Vers le régime des partis
Contrairement à ce que l’on laisse entendre, le choix du mode de scrutin n’est pas neutre. Le mode scrutin a en effet une incidence directe sur le nombre, la dimension, les alliances et le degré de représentation des partis politiques. Il détermine de ce fait, la nature du système politique à mettre en place. En choisissant la représentation proportionnelle par liste, la Commission et le Gouvernement risquent de renforcer l’articulation organisationnelle des partis politiques au détriment de la stabilité du régime et de la transparence des coalitions politiques.

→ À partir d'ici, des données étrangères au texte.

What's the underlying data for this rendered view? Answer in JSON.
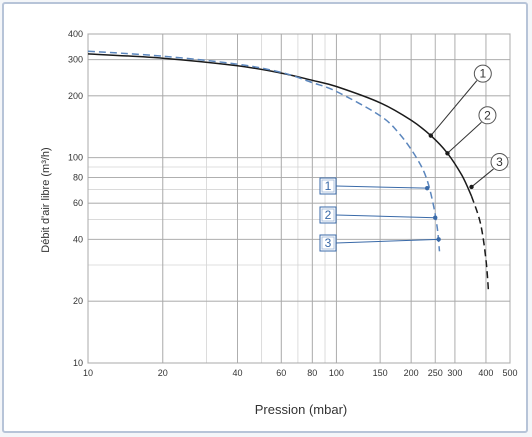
{
  "chart_data": {
    "type": "line",
    "xlabel": "Pression (mbar)",
    "ylabel": "Débit d'air libre (m³/h)",
    "xscale": "log",
    "yscale": "log",
    "xlim": [
      10,
      500
    ],
    "ylim": [
      10,
      400
    ],
    "x_ticks": [
      10,
      20,
      40,
      60,
      80,
      100,
      150,
      200,
      250,
      300,
      400,
      500
    ],
    "y_ticks": [
      10,
      20,
      40,
      60,
      80,
      100,
      200,
      300,
      400
    ],
    "grid": true,
    "series": [
      {
        "style": "solid",
        "color": "#1a1a1a",
        "points": [
          [
            10,
            320
          ],
          [
            20,
            305
          ],
          [
            40,
            280
          ],
          [
            60,
            258
          ],
          [
            80,
            238
          ],
          [
            100,
            222
          ],
          [
            150,
            185
          ],
          [
            200,
            152
          ],
          [
            240,
            128
          ],
          [
            280,
            105
          ],
          [
            320,
            82
          ],
          [
            350,
            65
          ]
        ]
      },
      {
        "style": "dashed",
        "color": "#1a1a1a",
        "points": [
          [
            350,
            65
          ],
          [
            380,
            48
          ],
          [
            400,
            32
          ],
          [
            410,
            22
          ]
        ]
      },
      {
        "style": "dashed",
        "color": "#5b86bd",
        "points": [
          [
            10,
            330
          ],
          [
            20,
            312
          ],
          [
            40,
            285
          ],
          [
            60,
            260
          ],
          [
            80,
            232
          ],
          [
            100,
            210
          ],
          [
            150,
            160
          ],
          [
            180,
            130
          ],
          [
            210,
            100
          ],
          [
            230,
            80
          ],
          [
            245,
            60
          ],
          [
            255,
            45
          ],
          [
            260,
            35
          ]
        ]
      }
    ],
    "annotations": [
      {
        "label": "1",
        "style": "circle",
        "x": 240,
        "y": 128
      },
      {
        "label": "2",
        "style": "circle",
        "x": 280,
        "y": 105
      },
      {
        "label": "3",
        "style": "circle",
        "x": 350,
        "y": 72
      },
      {
        "label": "1",
        "style": "box",
        "x": 232,
        "y": 71
      },
      {
        "label": "2",
        "style": "box",
        "x": 250,
        "y": 51
      },
      {
        "label": "3",
        "style": "box",
        "x": 258,
        "y": 40
      }
    ]
  }
}
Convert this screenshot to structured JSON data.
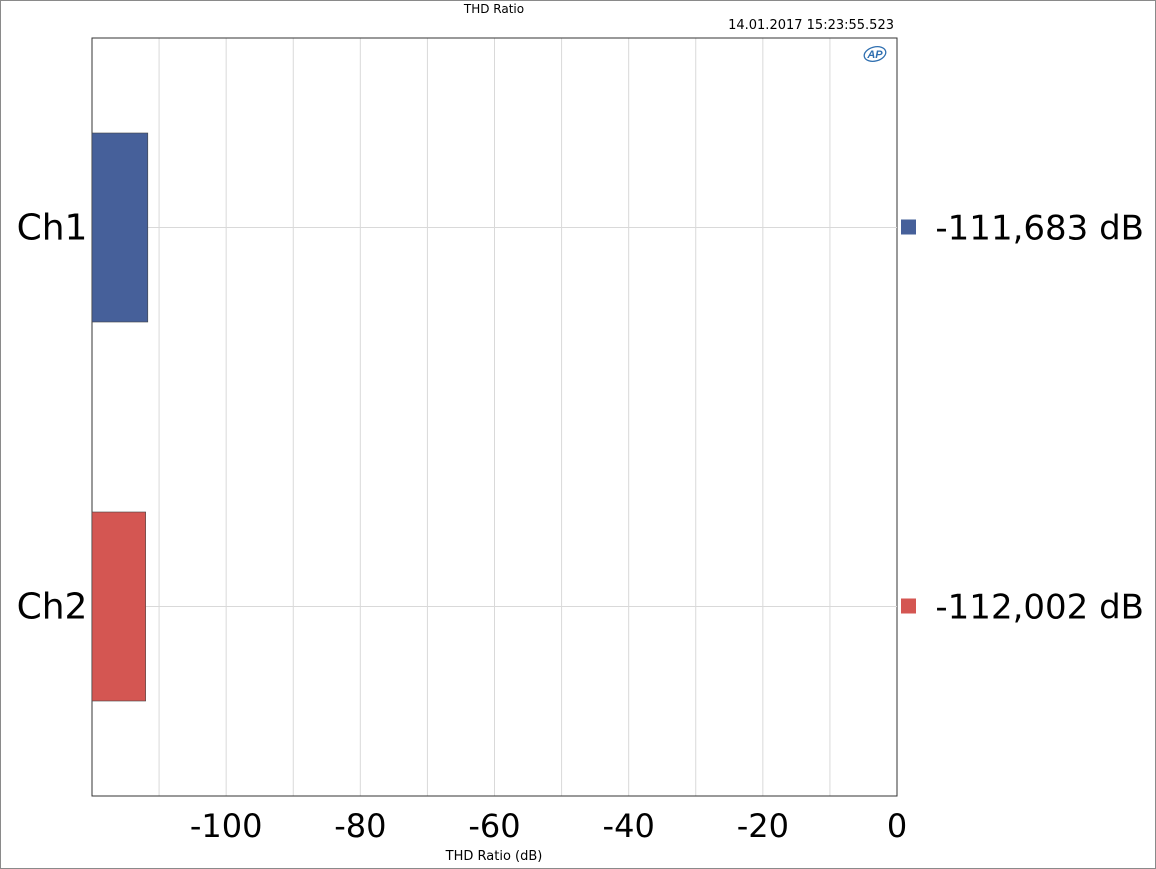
{
  "chart_data": {
    "type": "bar",
    "orientation": "horizontal",
    "title": "THD Ratio",
    "timestamp": "14.01.2017 15:23:55.523",
    "xlabel": "THD Ratio (dB)",
    "xlim": [
      -120,
      0
    ],
    "xticks": [
      -100,
      -80,
      -60,
      -40,
      -20,
      0
    ],
    "categories": [
      "Ch1",
      "Ch2"
    ],
    "values": [
      -111.683,
      -112.002
    ],
    "value_labels": [
      "-111,683  dB",
      "-112,002  dB"
    ],
    "colors": [
      "#46609a",
      "#d45652"
    ],
    "grid": true,
    "logo": "AP"
  }
}
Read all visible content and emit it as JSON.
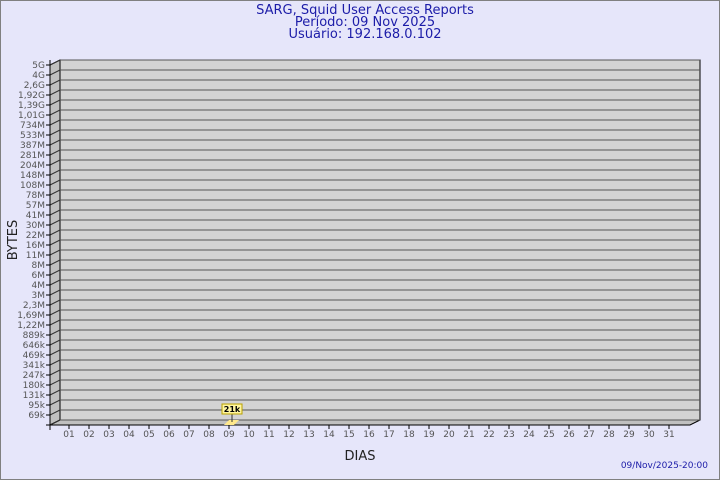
{
  "chart_data": {
    "type": "bar",
    "title": "SARG, Squid User Access Reports",
    "subtitle_period": "Período: 09 Nov 2025",
    "subtitle_user": "Usuário: 192.168.0.102",
    "xlabel": "DIAS",
    "ylabel": "BYTES",
    "y_scale": "log",
    "y_ticks": [
      "5G",
      "4G",
      "2,6G",
      "1,92G",
      "1,39G",
      "1,01G",
      "734M",
      "533M",
      "387M",
      "281M",
      "204M",
      "148M",
      "108M",
      "78M",
      "57M",
      "41M",
      "30M",
      "22M",
      "16M",
      "11M",
      "8M",
      "6M",
      "4M",
      "3M",
      "2,3M",
      "1,69M",
      "1,22M",
      "889k",
      "646k",
      "469k",
      "341k",
      "247k",
      "180k",
      "131k",
      "95k",
      "69k"
    ],
    "categories": [
      "01",
      "02",
      "03",
      "04",
      "05",
      "06",
      "07",
      "08",
      "09",
      "10",
      "11",
      "12",
      "13",
      "14",
      "15",
      "16",
      "17",
      "18",
      "19",
      "20",
      "21",
      "22",
      "23",
      "24",
      "25",
      "26",
      "27",
      "28",
      "29",
      "30",
      "31"
    ],
    "series": [
      {
        "values": [
          null,
          null,
          null,
          null,
          null,
          null,
          null,
          null,
          21000,
          null,
          null,
          null,
          null,
          null,
          null,
          null,
          null,
          null,
          null,
          null,
          null,
          null,
          null,
          null,
          null,
          null,
          null,
          null,
          null,
          null,
          null
        ]
      }
    ],
    "data_labels": {
      "09": "21k"
    },
    "grid": true,
    "colors": {
      "background": "#e6e6fa",
      "wall": "#d3d3d3",
      "bar": "#ffe88c",
      "label_box": "#fff6a0",
      "title": "#1c1ca8"
    }
  },
  "footer": {
    "timestamp": "09/Nov/2025-20:00"
  }
}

Il ne faut pas jouer avec les mots et berner la vigilance du corps électoral : les Etats-majors des partis politiques, non nécessairement élus au demeurant, auront demain un pouvoir exorbitant sur la durée de vie des gouvernements et sur leur capacité d’action. Dans l’état actuel des choses, aucune majorité parlementaire stable et cohérente ne sera dégagée à l’heure où le pays affronte des difficultés comme il n’en a jamais connu auparavant. Ce déterminisme n’a pas été suffisamment pris en compte par les votants au sein de la Commission. Pour eux, c’est la représentation qui doit être privilégiée. Oui, mais quelle représentation ? Est-elle celle des familles de pensée ou celle des intérêts catégoriels ou partisans ? La Quatrième République en France est morte beaucoup moins des coups qui lui ont été apportés par les partisans du Général de Gaulle et les putschistes d’Alger que de « son inaptitude à vivre » selon l’expression d’Hubert Beuve–Méry. Quoiqu’on dise, le choix opéré quant au mode de scrutin condamne la Seconde République tunisienne à mal vivre avant même qu’elle ne soit édifiée.
Le mode de scrutin choisi ne permet pas non plus le strict respect du suffrage universel. Supposons pour la clarté de la démonstration que 5 ou 6 partis seulement domineront la prochaine Constituante (hypothèse la plus favorable quant à la gouvernabilité du pays). Dans ce cas, un certain nombre de ces partis doivent concocter « une coalition » pour gouverner. Oui, mais cette coalition n’aurait pas été ratifiée au préalable par les électeurs comme l’aurait permis un mode scrutin uninominal à deux tours. Dans les faits, les alliances entre partis politiques seront conclues sans l’avis du corps électoral et en dehors de son contrôle. Ce n’est pas ce qu’on peut appeler une démocratie. On pourrait nous objecter que le mouvement qui se dessine actuellement en faveur de la constitution de coalitions « républicaines » pourrait diminuer ou atténuer le risque que nous dénonçons. Certes, mais malgré la bonne volonté des uns et des autres, ces coalitions « préalables » pourraient enfanter malgré tout des coquilles vides et donner lieu à des querelles de personnes telles que le passif submergera l’actif.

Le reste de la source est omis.